Post
Topic
Board Legal
Re: [IRS] If Bitcoin is property, then the IRS may have a BIG problem!
by
AnonyMint
on 26/03/2014, 17:10:24 UTC
The coinbase transaction sends you coins from the network, so this must be reported as income.

When you dispose the coins, you must report capital gains (or loss).

I saw my accountant long ago and discussed Bitcoin at length, and our assumptions based on existing law were pretty much exactly in line with this IRS guidance.  

Can you explain to me the logic behind the taxable event of block creation by miners? AFAIK, entities that mine physical gold don't have a taxable event when they pull it from the ground, do they?
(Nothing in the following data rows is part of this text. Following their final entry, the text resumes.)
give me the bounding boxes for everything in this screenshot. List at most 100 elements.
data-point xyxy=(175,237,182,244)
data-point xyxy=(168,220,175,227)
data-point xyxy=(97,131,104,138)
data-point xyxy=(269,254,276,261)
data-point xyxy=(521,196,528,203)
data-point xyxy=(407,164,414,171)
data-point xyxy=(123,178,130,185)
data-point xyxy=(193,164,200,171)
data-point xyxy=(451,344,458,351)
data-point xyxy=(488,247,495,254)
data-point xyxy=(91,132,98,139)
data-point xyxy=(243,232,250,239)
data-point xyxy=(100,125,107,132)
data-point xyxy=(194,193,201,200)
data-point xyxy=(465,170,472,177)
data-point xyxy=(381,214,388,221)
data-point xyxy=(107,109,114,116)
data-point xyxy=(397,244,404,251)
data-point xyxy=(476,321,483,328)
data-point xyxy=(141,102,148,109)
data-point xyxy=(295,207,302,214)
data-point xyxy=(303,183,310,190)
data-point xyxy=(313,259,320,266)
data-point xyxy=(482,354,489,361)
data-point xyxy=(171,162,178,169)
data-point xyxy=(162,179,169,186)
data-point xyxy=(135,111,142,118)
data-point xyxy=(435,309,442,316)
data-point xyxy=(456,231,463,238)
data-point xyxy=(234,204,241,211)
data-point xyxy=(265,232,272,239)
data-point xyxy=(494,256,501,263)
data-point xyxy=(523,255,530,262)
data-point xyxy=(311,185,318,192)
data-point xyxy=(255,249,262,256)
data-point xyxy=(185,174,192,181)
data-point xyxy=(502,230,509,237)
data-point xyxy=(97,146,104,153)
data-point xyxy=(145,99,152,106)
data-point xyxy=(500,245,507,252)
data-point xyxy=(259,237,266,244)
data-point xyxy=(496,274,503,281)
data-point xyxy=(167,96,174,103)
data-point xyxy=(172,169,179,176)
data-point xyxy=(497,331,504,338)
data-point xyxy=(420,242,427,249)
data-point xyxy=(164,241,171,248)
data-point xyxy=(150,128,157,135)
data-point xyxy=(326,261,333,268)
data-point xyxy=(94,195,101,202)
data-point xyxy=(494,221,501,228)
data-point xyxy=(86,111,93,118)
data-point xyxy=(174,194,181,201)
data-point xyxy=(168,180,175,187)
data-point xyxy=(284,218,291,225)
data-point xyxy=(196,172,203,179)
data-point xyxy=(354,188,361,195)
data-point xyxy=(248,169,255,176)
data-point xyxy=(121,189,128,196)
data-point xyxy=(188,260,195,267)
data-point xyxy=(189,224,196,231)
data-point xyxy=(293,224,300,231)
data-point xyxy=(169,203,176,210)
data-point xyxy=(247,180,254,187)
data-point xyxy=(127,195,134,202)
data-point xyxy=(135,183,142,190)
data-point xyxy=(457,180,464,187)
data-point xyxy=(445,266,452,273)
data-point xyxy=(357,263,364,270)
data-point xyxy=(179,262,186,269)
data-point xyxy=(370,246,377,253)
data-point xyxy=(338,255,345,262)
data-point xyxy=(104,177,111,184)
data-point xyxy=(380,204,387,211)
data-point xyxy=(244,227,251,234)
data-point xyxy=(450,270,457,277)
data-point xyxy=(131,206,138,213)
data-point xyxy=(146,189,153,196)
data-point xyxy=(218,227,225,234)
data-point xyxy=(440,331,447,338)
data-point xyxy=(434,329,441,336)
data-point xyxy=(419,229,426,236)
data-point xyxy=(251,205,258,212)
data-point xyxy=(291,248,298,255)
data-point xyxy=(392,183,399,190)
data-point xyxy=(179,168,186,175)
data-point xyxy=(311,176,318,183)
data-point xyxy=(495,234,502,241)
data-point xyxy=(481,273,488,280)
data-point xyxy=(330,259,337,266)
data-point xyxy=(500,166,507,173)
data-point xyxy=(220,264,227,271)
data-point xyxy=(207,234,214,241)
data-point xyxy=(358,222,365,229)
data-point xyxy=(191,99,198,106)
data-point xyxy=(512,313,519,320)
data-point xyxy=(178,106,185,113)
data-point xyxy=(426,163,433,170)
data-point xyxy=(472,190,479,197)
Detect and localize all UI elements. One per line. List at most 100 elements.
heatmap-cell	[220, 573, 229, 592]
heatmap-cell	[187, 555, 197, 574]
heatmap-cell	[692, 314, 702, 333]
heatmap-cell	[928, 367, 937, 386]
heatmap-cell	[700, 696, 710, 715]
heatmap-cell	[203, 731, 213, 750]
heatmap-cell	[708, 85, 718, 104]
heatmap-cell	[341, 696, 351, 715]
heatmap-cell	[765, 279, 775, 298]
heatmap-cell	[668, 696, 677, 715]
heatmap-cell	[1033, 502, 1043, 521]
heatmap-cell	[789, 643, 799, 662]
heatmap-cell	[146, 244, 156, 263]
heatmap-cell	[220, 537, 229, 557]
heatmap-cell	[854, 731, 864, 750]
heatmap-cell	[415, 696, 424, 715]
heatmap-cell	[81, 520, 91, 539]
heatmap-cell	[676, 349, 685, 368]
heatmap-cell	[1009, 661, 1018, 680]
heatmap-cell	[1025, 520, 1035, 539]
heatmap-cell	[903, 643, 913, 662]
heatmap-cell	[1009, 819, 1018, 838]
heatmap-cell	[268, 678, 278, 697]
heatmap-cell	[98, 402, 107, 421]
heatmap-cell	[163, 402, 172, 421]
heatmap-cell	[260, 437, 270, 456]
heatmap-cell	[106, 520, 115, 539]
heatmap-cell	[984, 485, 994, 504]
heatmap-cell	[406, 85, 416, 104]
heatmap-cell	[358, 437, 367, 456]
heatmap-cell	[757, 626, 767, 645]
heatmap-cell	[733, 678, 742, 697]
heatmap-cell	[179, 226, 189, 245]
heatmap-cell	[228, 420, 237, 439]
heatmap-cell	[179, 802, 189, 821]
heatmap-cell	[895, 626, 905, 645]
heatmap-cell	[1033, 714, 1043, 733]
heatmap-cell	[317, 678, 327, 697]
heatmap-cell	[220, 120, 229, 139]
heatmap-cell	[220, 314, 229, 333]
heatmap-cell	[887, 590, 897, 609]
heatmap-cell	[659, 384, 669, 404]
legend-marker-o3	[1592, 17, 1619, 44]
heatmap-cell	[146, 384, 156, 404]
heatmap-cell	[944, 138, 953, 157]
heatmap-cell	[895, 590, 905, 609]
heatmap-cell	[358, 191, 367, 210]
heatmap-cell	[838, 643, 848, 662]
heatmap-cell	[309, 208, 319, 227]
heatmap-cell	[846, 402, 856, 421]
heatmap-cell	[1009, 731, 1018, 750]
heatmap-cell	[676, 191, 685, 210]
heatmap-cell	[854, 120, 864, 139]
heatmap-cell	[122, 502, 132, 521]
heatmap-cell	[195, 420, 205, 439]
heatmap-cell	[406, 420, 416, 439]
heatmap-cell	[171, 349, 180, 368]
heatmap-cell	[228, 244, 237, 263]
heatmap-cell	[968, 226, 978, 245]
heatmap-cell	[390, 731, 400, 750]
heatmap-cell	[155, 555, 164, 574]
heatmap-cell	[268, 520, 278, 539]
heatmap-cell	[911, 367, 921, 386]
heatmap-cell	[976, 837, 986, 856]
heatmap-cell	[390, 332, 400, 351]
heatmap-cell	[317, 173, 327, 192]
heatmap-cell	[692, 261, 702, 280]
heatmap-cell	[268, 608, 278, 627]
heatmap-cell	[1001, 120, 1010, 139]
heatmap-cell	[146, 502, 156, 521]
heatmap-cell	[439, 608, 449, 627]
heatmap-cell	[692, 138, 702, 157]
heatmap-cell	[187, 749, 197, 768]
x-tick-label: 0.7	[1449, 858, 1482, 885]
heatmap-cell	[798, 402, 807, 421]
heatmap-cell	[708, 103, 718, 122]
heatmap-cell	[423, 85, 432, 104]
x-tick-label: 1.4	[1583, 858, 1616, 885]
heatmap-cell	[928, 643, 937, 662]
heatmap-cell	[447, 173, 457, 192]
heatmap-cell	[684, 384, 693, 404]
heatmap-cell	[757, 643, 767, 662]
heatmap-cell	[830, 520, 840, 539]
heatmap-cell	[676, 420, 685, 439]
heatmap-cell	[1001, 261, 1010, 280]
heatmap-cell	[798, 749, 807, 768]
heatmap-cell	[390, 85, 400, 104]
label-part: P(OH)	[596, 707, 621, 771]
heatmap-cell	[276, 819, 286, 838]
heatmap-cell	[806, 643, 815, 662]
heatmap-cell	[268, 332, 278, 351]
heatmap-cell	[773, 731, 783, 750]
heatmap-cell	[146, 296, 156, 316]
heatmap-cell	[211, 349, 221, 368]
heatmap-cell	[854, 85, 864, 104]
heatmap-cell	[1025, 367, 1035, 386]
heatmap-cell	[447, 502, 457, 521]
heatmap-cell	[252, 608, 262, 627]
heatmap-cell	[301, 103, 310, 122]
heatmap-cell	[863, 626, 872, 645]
Isn't the taxable event when they sell the gold?

My rationale is the network of all users paid the coins to you in exchange for you providing a mining service.

Besides I wouldn't risk it on some flimsy interpretation you prefer, because fees and late penalties could be tacked on later. The IRS will always rule for the interpretation that nets them the most tax soonest. Good luck trying to defeat them in tax court.

Btw, I had this interpretation immediately upon learning of Bitcoin. It was obvious to me, well maybe that is because my sister and grandfather were both CPAs, my father is an attorney, and I self-taught myself double-entry cash and accrual accounting and tax accounting (when my sister and grandfather died).